Résultat : des générations entières ont intégré l’idée qu’il fallait s’éclaircir pour réussir. Le marché des crèmes blanchissantes est devenu un empire. En Inde, en Chine ou en Corée, les slogans vantent la peau claire comme atout pour séduire, décrocher un emploi ou simplement “faire bonne impression”.
Et dans les séries coréennes ? Pas une ride, pas un bouton, et surtout : pas de teint mat, en tout cas, pas chez les héroïnes.
Je ne peux m'empêcher de repenser aux mots d’Arundhati Roy, autrice et militante indienne, à propos des acteurs de Bollywood :
« Quand on regarde les films et les séries indiens, on a l’impression que l’Inde est peuplée de personnes blanches. »
Ah, ces écrans qui préfèrent l’uniformité à la réalité.
Et la santé, dans tout ça ?
Revenons à la Corée, et à ce que disent les dermatologues : le parasol est aussi un geste de santé publique.

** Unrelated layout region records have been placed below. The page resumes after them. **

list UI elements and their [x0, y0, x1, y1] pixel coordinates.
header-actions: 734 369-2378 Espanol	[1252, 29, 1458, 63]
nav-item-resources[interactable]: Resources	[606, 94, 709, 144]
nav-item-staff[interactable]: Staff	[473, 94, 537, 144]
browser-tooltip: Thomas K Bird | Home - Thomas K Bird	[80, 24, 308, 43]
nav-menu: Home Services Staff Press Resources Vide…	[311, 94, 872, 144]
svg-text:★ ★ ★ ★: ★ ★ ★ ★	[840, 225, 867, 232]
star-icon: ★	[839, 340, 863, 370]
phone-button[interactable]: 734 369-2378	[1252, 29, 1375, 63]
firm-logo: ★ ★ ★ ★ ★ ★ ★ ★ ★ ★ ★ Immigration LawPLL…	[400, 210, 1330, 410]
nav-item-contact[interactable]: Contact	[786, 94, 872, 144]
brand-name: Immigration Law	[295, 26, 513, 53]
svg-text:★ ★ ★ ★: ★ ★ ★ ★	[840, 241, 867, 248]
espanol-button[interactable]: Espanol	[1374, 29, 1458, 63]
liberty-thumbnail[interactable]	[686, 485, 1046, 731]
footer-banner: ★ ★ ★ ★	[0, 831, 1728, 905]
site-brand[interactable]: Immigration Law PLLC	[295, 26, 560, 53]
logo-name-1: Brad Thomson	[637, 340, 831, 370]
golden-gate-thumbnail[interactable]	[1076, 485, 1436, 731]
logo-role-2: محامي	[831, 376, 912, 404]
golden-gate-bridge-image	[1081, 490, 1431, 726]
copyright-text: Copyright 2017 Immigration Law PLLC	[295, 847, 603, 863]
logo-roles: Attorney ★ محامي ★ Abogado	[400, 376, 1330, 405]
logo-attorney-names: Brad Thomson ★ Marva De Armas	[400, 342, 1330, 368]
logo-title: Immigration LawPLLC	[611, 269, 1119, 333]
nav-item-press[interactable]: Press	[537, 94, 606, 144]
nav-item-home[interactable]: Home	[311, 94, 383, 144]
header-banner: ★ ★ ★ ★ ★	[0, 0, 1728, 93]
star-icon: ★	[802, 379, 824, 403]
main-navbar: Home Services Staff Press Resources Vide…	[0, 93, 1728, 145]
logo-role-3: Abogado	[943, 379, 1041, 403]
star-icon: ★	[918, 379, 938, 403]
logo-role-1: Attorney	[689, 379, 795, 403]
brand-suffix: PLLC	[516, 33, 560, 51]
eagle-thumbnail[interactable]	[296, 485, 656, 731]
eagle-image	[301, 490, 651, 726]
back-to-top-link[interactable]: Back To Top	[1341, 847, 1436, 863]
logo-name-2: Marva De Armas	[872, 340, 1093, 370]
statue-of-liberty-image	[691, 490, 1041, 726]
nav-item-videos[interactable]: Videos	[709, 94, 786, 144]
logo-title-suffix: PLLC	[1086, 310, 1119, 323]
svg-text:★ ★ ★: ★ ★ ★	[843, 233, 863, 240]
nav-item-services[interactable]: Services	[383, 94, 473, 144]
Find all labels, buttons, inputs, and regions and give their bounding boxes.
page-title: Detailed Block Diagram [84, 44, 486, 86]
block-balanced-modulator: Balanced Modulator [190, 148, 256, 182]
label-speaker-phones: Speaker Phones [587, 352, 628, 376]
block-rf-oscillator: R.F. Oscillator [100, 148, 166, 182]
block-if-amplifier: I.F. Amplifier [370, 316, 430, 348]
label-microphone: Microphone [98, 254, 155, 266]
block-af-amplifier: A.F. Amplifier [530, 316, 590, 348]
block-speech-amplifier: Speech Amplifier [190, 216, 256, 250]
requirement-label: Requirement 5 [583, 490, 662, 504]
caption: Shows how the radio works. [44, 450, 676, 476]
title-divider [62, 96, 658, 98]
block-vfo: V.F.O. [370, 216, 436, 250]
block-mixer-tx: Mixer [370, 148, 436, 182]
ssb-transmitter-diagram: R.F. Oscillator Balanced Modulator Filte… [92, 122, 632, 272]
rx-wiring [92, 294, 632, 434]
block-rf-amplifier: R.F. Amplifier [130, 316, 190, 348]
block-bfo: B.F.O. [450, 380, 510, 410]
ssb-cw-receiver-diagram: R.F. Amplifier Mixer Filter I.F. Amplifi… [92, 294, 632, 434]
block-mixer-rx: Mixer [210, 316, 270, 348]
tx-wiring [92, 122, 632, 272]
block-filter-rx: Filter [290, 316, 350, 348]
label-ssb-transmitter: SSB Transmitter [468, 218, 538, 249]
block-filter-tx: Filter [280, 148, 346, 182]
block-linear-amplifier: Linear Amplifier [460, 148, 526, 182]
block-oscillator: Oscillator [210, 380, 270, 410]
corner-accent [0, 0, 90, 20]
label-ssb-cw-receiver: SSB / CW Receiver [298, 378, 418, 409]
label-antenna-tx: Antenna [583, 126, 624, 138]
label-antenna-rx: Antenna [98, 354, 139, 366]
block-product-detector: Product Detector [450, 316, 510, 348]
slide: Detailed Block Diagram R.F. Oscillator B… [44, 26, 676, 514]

Le Dr Cho Sung-jin, de l’Hôpital national de Séoul, rappelle que les UV sont le principal facteur de risque de cancer de la peau. En Corée, les parasols doivent bloquer au moins 85 % des rayons UV, et les modèles sombres sont encore plus efficaces.
Autrement dit : se protéger du soleil, c’est tout simplement du bon sens.
Les parasols font d’ailleurs leur retour aux États-Unis, où ils avaient disparu depuis les années 1990. À New York, ils sont même devenus un nouvel accessoire tendance, comme le souligne le New York Post.
Petite philosophie de l’ombre
Et moi, dans tout cela ?
Je n’ai pas d’ombrelle, juste une crème solaire pour protéger ma mélanine, un afro en guise de chapeau, des lunettes noires… et c’est tout.

En Corée, en revanche, on dégaine le parapluie dès que le soleil cogne : jeunes femmes, grands-mères, et de plus en plus d’hommes le sortent par habitude.
Est-ce une obsession de la blancheur ? Parfois.
Une précaution santé ? Très souvent.
Un héritage complexe ? Certainement.
Mais inutile de brandir le mot “racisme” à chaque accessoire : on n’en finirait plus de traquer la moindre faute de goût.
Le parasol, aujourd’hui, c’est peut-être simplement une façon de prendre soin de soi, d’autant que beaucoup ignorent la charge symbolique qu’il a pu porter. Et parfois, dans ce monde qui brûle, au propre comme au figuré, choisir l’ombre, c’est déjà une forme de sagesse.